1. Кепка

We use cookies. Read the Privacy and Cookie Policy

1. Кепка

В Армению нас с фотографом Бурлаком позвал фонд «Перспектива», возглавляемый одним из самых симпатичных и радикальных местных политологов Арамом Карапетяном.

Карапетян резонно полагает, что в Закавказье Россия и Армения нужны друг другу, а больше никому особенно не нужны. Чтобы это как следует понять, им надо познакомиться. Что они будут делать дальше - объединяться в борьбе с наступающим исламским радикализмом, обмениваться акциями, покупать коньячный завод за долги, снимать совместные фильмы,- уже не так важно. Для начала важно после долгой паузы безвременья повидаться и посмотреть друг на друга. Вон Касьянов в Армению уже съездил, чем хуже мы с Бурлаком? Мы, может, еще больше любим коньяк.

Для основательного знакомства с проблемным регионом Карапетян собрал дюжину московских журналистов, отвез их в Ереван, поселил в гостиницу и спросил: что вас интересует?
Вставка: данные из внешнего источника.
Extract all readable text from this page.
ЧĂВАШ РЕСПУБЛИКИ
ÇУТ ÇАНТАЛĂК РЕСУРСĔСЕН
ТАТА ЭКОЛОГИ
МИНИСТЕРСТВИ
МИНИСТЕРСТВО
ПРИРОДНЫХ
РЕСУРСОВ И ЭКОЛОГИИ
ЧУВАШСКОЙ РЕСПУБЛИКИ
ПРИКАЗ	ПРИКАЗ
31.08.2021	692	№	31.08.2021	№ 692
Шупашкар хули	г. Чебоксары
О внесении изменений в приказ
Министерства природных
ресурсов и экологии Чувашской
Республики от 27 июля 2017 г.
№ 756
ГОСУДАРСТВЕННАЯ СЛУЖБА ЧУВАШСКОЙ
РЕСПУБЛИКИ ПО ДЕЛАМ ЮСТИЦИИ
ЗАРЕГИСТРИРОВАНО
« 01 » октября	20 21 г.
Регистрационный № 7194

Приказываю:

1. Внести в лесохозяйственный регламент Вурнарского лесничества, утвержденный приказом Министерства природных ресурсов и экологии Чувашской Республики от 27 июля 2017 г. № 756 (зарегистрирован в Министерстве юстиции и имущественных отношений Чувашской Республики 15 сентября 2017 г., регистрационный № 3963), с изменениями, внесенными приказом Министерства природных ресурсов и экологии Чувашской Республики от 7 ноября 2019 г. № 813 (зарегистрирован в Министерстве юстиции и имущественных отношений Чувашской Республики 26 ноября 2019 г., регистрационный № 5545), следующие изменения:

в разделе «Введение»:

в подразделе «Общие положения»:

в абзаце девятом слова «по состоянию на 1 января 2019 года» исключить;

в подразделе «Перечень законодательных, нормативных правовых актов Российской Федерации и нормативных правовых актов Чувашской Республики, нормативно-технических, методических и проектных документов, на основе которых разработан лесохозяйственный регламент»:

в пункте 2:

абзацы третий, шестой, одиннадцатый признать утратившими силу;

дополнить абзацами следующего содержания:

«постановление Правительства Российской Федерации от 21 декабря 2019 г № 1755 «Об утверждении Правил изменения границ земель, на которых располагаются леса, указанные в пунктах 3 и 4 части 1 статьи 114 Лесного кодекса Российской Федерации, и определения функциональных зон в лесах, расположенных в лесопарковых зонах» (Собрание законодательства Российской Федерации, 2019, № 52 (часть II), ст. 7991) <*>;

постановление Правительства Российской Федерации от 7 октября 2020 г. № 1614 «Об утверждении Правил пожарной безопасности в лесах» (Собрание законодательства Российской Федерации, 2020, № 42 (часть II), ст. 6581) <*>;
Что хотите, то и смотрите. Водителя мы в случае чего организуем.

Надо вам сказать, что Армения - довольно специальная страна. Всякий побывавший там, хоть в советское, хоть в постсоветское время,- знает, что тут все первое. В крайнем случае второе. Первая по качеству родниковая вода, первое в мире виноделие, возникшее три тысячи лет назад, и даже первый в мире Хам - сын Ноя - тоже хамил не где-нибудь, а в окрестностях горы Арарат. Армения - родина французского шансона в лице Азнавура и нового подхода к симфонической музыке в лице Караяна. Литература американского Юга тоже, слава Богу, придумана Сарояном.

Поскольку нигде в мире явно не пьют столько кофе, сколько в Армении,- можно утверждать, что и кофе сначала изобрели армяне, а потом у них передрали латиносы.

Но если насчет кофе и шансона можно еще спорить, то насчет кепок все понятно.

Армения есть безусловная и бесспорная родина кепки, поскольку в Советском Союзе светлый облик кавказца складывался из длинного хищного носа, чутко втягивающего запахи окрестных женщин, из козырька кепки-аэродрома и небольшой пирамиды мандаринов, над которой все это нависало. Убедительно шевеля носом из-под кепки, кавказец втюхивал мандарины бледным жителям северных городов. В северных городах людей в больших кепках давно уже было больше, чем на исторической родине. Это называлось «диаспора».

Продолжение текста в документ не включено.